The veteran’s directions led him to familiar grounds. A massive cavernous walkway spread out before him, and as he walked the ground descended very subtly. He took his first turn through the arched pathway, tracing old steps vague to his memories. The only time he had walked these parts he hadn’t done it alone. He turned again. A few more turns found him lost.

Fuck!

Muttering nonsense, he took a calming breath and ran his hand through his hair. He’d forgotten to pack it up and a few stray strands fell over his face and into his view. He paused, looking at a few of the strands. Naturally they would be hidden beneath the black, but having been disturbed, they teased him in his view.
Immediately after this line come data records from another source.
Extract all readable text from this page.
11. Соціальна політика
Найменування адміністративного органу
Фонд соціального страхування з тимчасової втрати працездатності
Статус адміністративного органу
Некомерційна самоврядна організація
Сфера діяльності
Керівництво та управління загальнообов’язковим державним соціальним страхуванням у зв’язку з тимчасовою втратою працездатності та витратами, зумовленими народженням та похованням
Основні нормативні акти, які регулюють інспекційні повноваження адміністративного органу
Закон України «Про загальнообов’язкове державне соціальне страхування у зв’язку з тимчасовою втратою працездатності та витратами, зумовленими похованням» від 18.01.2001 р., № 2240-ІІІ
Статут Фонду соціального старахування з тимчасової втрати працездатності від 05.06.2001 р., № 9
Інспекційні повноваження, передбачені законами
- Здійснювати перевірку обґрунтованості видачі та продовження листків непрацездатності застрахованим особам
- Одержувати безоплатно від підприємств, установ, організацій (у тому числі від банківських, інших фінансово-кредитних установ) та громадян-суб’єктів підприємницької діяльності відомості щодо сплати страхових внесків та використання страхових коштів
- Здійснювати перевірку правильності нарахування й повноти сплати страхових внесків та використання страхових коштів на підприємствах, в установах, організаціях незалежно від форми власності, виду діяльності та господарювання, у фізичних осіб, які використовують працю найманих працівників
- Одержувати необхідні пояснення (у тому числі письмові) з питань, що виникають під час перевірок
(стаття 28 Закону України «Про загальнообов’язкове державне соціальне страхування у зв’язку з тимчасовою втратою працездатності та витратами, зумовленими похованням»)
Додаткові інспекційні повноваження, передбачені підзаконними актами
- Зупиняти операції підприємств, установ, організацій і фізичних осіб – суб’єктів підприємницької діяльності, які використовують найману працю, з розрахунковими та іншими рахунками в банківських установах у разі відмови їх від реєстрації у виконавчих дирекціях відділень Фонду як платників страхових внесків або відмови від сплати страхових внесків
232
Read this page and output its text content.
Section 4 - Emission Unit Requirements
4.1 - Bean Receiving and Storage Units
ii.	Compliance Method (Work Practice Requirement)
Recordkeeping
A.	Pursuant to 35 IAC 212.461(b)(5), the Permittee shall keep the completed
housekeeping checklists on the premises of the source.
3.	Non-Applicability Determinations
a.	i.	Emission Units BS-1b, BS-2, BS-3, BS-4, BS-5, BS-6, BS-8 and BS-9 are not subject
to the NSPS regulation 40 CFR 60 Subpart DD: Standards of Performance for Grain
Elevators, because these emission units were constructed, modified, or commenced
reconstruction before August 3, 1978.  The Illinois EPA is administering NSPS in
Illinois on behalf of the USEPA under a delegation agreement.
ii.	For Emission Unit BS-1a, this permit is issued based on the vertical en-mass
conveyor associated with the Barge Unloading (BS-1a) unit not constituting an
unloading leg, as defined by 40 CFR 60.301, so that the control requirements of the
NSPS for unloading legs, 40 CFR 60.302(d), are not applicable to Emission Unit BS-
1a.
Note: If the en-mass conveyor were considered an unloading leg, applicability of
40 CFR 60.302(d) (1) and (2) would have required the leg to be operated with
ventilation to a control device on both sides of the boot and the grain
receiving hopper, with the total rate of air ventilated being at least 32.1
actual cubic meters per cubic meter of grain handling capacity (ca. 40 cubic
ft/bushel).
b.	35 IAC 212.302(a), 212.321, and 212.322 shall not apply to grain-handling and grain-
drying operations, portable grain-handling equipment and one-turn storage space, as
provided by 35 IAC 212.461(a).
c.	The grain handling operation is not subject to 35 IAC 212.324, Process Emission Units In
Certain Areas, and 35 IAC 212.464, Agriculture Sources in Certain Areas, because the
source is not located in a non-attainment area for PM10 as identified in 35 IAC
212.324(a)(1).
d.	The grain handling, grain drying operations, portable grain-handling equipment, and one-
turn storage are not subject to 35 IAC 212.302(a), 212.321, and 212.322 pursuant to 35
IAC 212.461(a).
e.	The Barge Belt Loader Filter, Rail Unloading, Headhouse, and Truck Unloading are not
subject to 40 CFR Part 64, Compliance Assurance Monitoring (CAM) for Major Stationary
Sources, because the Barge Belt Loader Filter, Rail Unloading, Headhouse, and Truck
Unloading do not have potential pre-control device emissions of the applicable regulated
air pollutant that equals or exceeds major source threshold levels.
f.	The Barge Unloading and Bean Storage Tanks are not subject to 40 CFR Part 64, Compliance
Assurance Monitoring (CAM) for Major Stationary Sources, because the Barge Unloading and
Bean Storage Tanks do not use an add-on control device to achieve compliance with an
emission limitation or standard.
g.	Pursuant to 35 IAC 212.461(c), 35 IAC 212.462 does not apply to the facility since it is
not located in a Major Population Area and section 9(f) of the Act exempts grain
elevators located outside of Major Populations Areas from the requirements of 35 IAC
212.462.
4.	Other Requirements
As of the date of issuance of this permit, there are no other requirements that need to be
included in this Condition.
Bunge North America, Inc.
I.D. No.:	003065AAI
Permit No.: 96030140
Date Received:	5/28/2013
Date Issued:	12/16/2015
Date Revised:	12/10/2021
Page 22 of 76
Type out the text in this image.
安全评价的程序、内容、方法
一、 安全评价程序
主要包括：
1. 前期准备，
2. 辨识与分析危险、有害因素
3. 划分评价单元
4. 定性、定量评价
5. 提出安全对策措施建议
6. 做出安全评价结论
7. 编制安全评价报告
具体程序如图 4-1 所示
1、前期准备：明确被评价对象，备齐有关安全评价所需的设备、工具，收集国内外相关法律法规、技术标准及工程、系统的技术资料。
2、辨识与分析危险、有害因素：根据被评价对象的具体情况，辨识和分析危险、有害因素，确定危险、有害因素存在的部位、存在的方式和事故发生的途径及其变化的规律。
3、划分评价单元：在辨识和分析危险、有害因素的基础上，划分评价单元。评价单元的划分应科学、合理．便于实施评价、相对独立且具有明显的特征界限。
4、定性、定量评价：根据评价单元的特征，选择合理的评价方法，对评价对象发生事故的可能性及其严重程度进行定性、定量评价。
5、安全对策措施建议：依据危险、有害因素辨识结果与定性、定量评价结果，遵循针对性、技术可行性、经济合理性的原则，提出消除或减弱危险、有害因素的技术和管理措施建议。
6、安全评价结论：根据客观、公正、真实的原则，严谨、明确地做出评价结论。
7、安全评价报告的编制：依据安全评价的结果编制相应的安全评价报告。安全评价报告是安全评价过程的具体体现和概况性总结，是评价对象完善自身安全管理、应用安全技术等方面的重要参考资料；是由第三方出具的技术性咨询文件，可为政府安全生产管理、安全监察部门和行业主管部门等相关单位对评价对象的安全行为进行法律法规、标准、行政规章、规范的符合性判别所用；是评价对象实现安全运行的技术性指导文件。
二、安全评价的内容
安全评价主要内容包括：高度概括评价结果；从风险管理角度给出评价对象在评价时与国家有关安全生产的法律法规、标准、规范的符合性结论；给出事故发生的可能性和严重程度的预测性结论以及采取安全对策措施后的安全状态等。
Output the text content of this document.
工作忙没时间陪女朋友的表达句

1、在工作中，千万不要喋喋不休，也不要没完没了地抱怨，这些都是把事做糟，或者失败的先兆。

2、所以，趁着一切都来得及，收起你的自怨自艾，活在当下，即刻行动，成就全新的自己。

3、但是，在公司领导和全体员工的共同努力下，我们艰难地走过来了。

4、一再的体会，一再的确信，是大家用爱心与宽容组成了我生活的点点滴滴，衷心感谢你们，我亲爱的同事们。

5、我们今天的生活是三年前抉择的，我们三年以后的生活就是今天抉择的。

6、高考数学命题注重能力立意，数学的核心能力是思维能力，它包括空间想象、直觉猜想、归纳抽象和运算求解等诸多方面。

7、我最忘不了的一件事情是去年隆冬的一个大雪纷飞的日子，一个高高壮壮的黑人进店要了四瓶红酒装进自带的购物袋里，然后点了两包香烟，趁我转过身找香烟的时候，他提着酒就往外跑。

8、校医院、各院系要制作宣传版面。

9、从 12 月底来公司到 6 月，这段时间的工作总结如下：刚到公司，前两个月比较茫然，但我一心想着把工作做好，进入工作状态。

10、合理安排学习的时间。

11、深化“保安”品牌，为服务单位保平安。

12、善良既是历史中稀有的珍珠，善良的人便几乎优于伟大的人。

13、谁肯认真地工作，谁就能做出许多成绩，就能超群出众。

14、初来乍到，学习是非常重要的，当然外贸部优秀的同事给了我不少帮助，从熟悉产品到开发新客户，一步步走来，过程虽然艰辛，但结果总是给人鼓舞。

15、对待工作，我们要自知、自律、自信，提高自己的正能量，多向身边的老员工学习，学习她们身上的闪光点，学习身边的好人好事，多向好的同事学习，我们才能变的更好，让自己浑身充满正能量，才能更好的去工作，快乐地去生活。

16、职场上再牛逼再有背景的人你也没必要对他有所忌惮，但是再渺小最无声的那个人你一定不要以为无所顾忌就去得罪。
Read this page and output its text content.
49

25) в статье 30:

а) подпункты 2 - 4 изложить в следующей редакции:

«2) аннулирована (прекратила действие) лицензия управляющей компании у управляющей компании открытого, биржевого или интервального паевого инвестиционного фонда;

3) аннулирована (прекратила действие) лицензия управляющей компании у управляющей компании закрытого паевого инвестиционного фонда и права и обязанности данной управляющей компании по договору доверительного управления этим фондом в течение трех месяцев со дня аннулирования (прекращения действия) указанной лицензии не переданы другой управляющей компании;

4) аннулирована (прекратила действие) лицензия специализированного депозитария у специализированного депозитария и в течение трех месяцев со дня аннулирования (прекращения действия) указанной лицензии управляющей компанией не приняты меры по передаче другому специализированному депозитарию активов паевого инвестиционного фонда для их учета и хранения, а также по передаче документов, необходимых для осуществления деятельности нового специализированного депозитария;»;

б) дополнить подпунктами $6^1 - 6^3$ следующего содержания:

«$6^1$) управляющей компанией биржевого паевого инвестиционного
The whitened hair mingled with the black almost as if threatening to taint them as they had tainted themselves. He frowned and brushed the hair from his face, tying it in a haphazard knot. A few strands fell to his face but he was certain all of them were black. He’d been dealing with it long enough to know when he’d tucked the whites out of sight. He’d been dealing with them ever since he’d set what was left of Lenaria ablaze.

A few more steps and he almost thanked Truth.

The soldier stood in uniform, the light from one of the lit torches nearby casting upon him. Not a soldier, Ezril observed. A King’s guard. It didn’t matter. If the man was all the way down here, then he knew how to find whatever he was supposed to be looking for.

“I’m looking for where the scholar that came yesterday was taken,” he told the man.

The King’s guard afforded him with a look of confusion. “Scribe,” he said, casting a look into the cavernous passage behind Ezril.

“Yes, scribe.” Ezril looked behind him wondering what had the man so enamored. Nothing seemed out of place. Except… are those that come here expected to have escorts?